Alguns trabalhos realizados por pesquisadores concluem que ostras da espécie C. brasiliana são capazes de sobreviver a salinidades entre 8 UPS e 34 UPS, contudo desenvolvem-se melhor em salinidades variando de 15 a 25 UPS. Já, a ostra do mangue C. rhizophorae, por exemplo, é adaptada a sobreviver a exposições extremas de salinidade, entre 0 UPS durante as marés de períodos chuvosos e 40 UPS em marés cheias de períodos secos, entretanto, a faixa mais comum de seu habitat é entre 7,2 e 28,8 UPS.

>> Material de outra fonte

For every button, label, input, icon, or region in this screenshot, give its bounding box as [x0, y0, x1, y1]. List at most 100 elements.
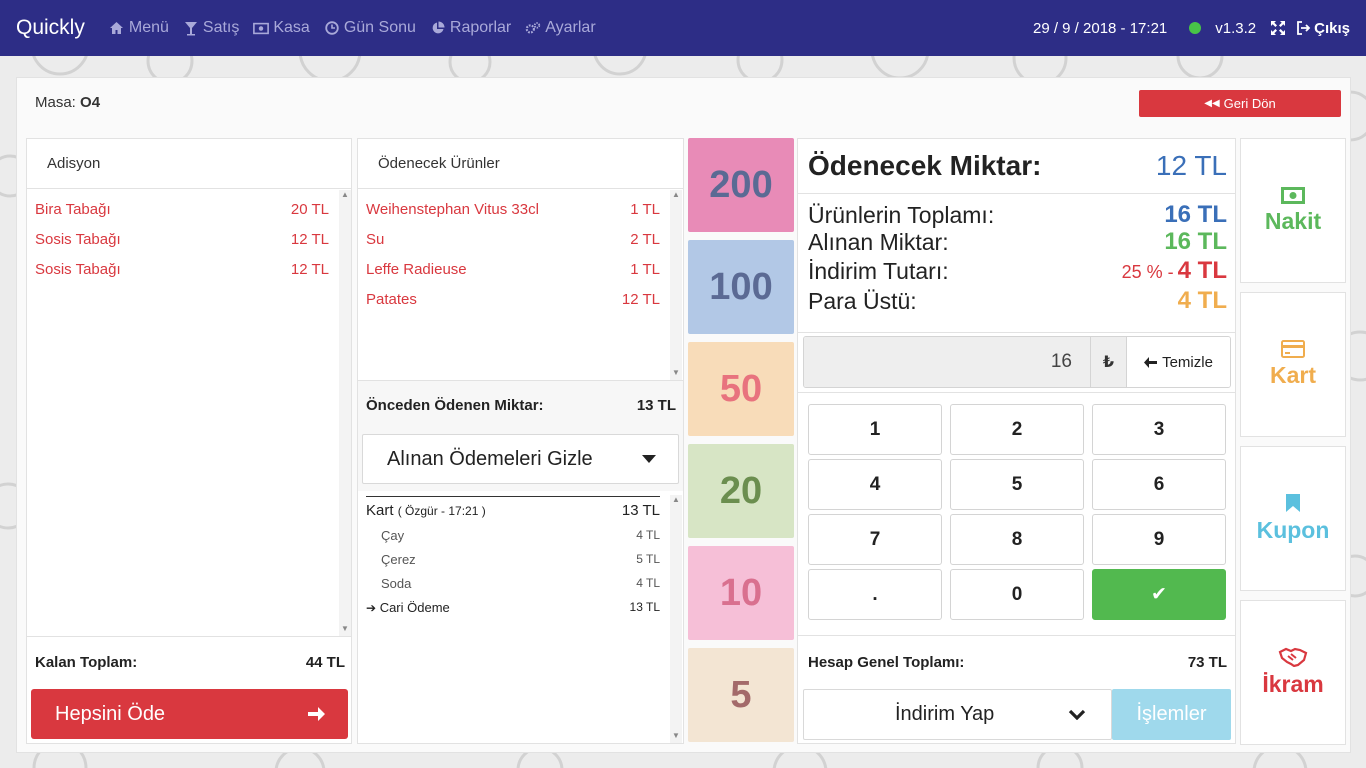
products-total-row: Ürünlerin Toplamı: 16 TL	[808, 201, 1227, 229]
list-item[interactable]: Leffe Radieuse 1 TL	[366, 254, 660, 284]
payment-subitem: Soda 4 TL	[366, 571, 660, 595]
arrow-left-icon	[1144, 356, 1158, 369]
cash-icon	[1281, 186, 1305, 204]
clock-icon	[324, 20, 340, 36]
nav-item-satis[interactable]: Satış	[183, 19, 239, 37]
card-button[interactable]: Kart	[1240, 292, 1346, 437]
card-label: Kart	[1269, 362, 1316, 388]
discount-dropdown[interactable]: İndirim Yap	[803, 689, 1112, 740]
brand-logo[interactable]: Quickly	[16, 16, 85, 40]
money-button-200[interactable]: 200	[688, 138, 794, 232]
change-value: 4 TL	[1177, 287, 1227, 314]
datetime: 29 / 9 / 2018 - 17:21	[1032, 19, 1168, 37]
scroll-down-icon[interactable]: ▼	[670, 368, 682, 380]
payment-subitem: Çerez 5 TL	[366, 547, 660, 571]
money-button-50[interactable]: 50	[688, 342, 794, 436]
payable-scrollbar[interactable]: ▲ ▼	[670, 190, 682, 380]
discount-percent: 25 % -	[1121, 262, 1174, 282]
sign-out-icon	[1296, 21, 1311, 35]
divider	[798, 392, 1235, 393]
nav-item-gun-sonu[interactable]: Gün Sonu	[324, 19, 416, 37]
keypad-9[interactable]: 9	[1092, 514, 1226, 565]
adisyon-scrollbar[interactable]: ▲ ▼	[339, 190, 351, 636]
item-name: Sosis Tabağı	[35, 230, 121, 248]
subitem-name: Çay	[381, 527, 405, 543]
nav-item-raporlar[interactable]: Raporlar	[430, 19, 511, 37]
list-item[interactable]: Weihenstephan Vitus 33cl 1 TL	[366, 194, 660, 224]
keypad-7[interactable]: 7	[808, 514, 942, 565]
keypad-8[interactable]: 8	[950, 514, 1084, 565]
logout-button[interactable]: Çıkış	[1296, 20, 1350, 37]
list-item[interactable]: Patates 12 TL	[366, 284, 660, 314]
cari-value: 13 TL	[629, 600, 660, 614]
nav-label: Raporlar	[449, 19, 512, 36]
scroll-up-icon[interactable]: ▲	[670, 495, 682, 507]
scroll-up-icon[interactable]: ▲	[339, 190, 351, 202]
prev-paid-row: Önceden Ödenen Miktar: 13 TL	[366, 397, 676, 414]
list-item[interactable]: Sosis Tabağı 12 TL	[35, 224, 329, 254]
keypad-2[interactable]: 2	[950, 404, 1084, 455]
back-button[interactable]: ◀◀ Geri Dön	[1139, 90, 1341, 117]
pay-all-button[interactable]: Hepsini Öde	[31, 689, 348, 739]
nav-item-ayarlar[interactable]: Ayarlar	[525, 19, 596, 37]
topbar-right: 29 / 9 / 2018 - 17:21 v1.3.2 Çıkış	[1033, 0, 1350, 56]
keypad-1[interactable]: 1	[808, 404, 942, 455]
money-button-5[interactable]: 5	[688, 648, 794, 742]
keypad-4[interactable]: 4	[808, 459, 942, 510]
coupon-button[interactable]: Kupon	[1240, 446, 1346, 591]
payment-detail: ( Özgür - 17:21 )	[397, 503, 486, 518]
coupon-label: Kupon	[1256, 517, 1330, 543]
hide-payments-dropdown[interactable]: Alınan Ödemeleri Gizle	[362, 434, 679, 484]
table-label: Masa: O4	[35, 94, 100, 111]
subitem-name: Çerez	[381, 551, 416, 567]
item-name: Su	[366, 230, 385, 248]
actions-button[interactable]: İşlemler	[1112, 689, 1231, 740]
subitem-price: 4 TL	[636, 576, 660, 590]
list-item[interactable]: Sosis Tabağı 12 TL	[35, 254, 329, 284]
amount-due-row: Ödenecek Miktar: 12 TL	[798, 139, 1235, 194]
cash-button[interactable]: Nakit	[1240, 138, 1346, 283]
subitem-price: 4 TL	[636, 528, 660, 542]
nav-item-kasa[interactable]: Kasa	[253, 19, 310, 37]
keypad-dot[interactable]: .	[808, 569, 942, 620]
item-price: 12 TL	[621, 290, 660, 308]
divider	[27, 636, 351, 637]
item-price: 1 TL	[630, 200, 660, 218]
money-button-10[interactable]: 10	[688, 546, 794, 640]
subitem-price: 5 TL	[636, 552, 660, 566]
payments-scrollbar[interactable]: ▲ ▼	[670, 495, 682, 743]
treat-button[interactable]: İkram	[1240, 600, 1346, 745]
clear-button[interactable]: Temizle	[1126, 337, 1230, 387]
cocktail-icon	[183, 20, 199, 36]
money-button-100[interactable]: 100	[688, 240, 794, 334]
scroll-down-icon[interactable]: ▼	[670, 731, 682, 743]
table-label-text: Masa:	[35, 94, 76, 111]
keypad-3[interactable]: 3	[1092, 404, 1226, 455]
payment-row[interactable]: Kart ( Özgür - 17:21 ) 13 TL	[366, 497, 660, 523]
cari-payment-row[interactable]: ➔ Cari Ödeme 13 TL	[366, 595, 660, 619]
keypad-6[interactable]: 6	[1092, 459, 1226, 510]
scroll-down-icon[interactable]: ▼	[339, 624, 351, 636]
cari-label: Cari Ödeme	[379, 599, 450, 615]
keypad-confirm[interactable]: ✔	[1092, 569, 1226, 620]
list-item[interactable]: Bira Tabağı 20 TL	[35, 194, 329, 224]
nav-item-menu[interactable]: Menü	[109, 19, 169, 37]
received-value: 16 TL	[1164, 228, 1227, 255]
item-price: 12 TL	[290, 230, 329, 248]
money-button-20[interactable]: 20	[688, 444, 794, 538]
table-number: O4	[80, 94, 101, 111]
adisyon-title: Adisyon	[27, 139, 351, 189]
item-price: 12 TL	[290, 260, 329, 278]
fullscreen-icon[interactable]	[1270, 20, 1286, 36]
pay-all-label: Hepsini Öde	[55, 702, 166, 725]
received-row: Alınan Miktar: 16 TL	[808, 228, 1227, 255]
list-item[interactable]: Su 2 TL	[366, 224, 660, 254]
discount-value: 4 TL	[1177, 257, 1227, 284]
subitem-name: Soda	[381, 575, 412, 591]
keypad-0[interactable]: 0	[950, 569, 1084, 620]
adisyon-panel: Adisyon Bira Tabağı 20 TL Sosis Tabağı 12 …	[26, 138, 352, 744]
keypad-5[interactable]: 5	[950, 459, 1084, 510]
amount-input[interactable]: 16	[804, 337, 1090, 387]
scroll-up-icon[interactable]: ▲	[670, 190, 682, 202]
pie-chart-icon	[430, 20, 446, 36]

Essa capacidade de sobrevivência das ostras a grandes variações de salinidade se deve a capacidade de osmoconformação, isto é, elas mantêm as concentrações de seus fluídos corpóreos equivalentes às variações no meio. Portanto, são capazes de manter seus fluídos isosmóticos à água do mar, e não precisam gastar energia para manter suas concentrações diferentes do ambiente. Porém, apesar dessa ampla tolerância das ostras à salinidade, dependendo da duração das variações e dos extremos dos valores de salinidade, podem ocorrer alterações drásticas relacionadas ao crescimento e a sobrevivência desses animais no cultivo.